Baik, saya akan mengulasnya mulai dari sejarah. Pada peletakan batu pertama institusi pertanian di kota bogor pada tahun 1952. Terdapat kutipan pidato Presiden Soekarno, yaitu:

“Aku bertanja kepadamu: sedangkan rakjat Indonesia akan mengalami tjelaka, bentjana, mala-petaka, dalam waktu jang dekat kalau soal makanan rakjat tidak segera dipetjahkan, sedangkan soal persediaan makanan rakjat ini bagi kita adalah soal hidup atau mati, kenapa dari kalangan-kalanganmu? Kenapa buat tahun 1951/1952 jang mendaftarkan diri sebagai mahasiswa fakultet pertanian hanja 120 orang, dan bagi fakultet kedokteran hewan hanya 7 orang?
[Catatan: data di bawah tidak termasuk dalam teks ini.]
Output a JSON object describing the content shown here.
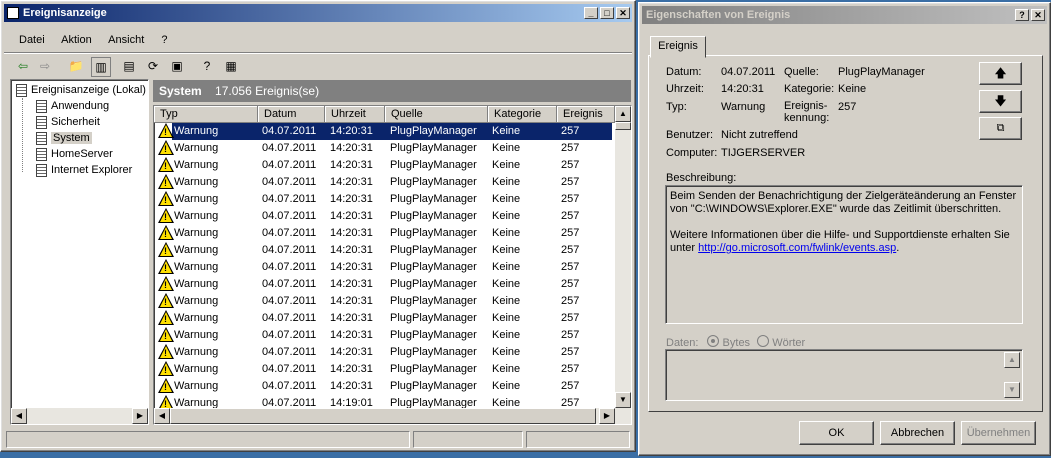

Tidak, pemuda-pemudiku, studie ilmu pertanian dan ilmu perhewanan tidak kurang penting dari studie lain-lain, tidak kurang memuaskan djiwa yang bertjita-tjita dan pada studie jang lain-lain. Tjamkan, sekali lagi tjamkan, kalau kita tidak “tjampakkan” soal makanan rakjat ini setjara besar-besaran, setjara radikal dan revolusioner,kita akan mengalami malapetaka!”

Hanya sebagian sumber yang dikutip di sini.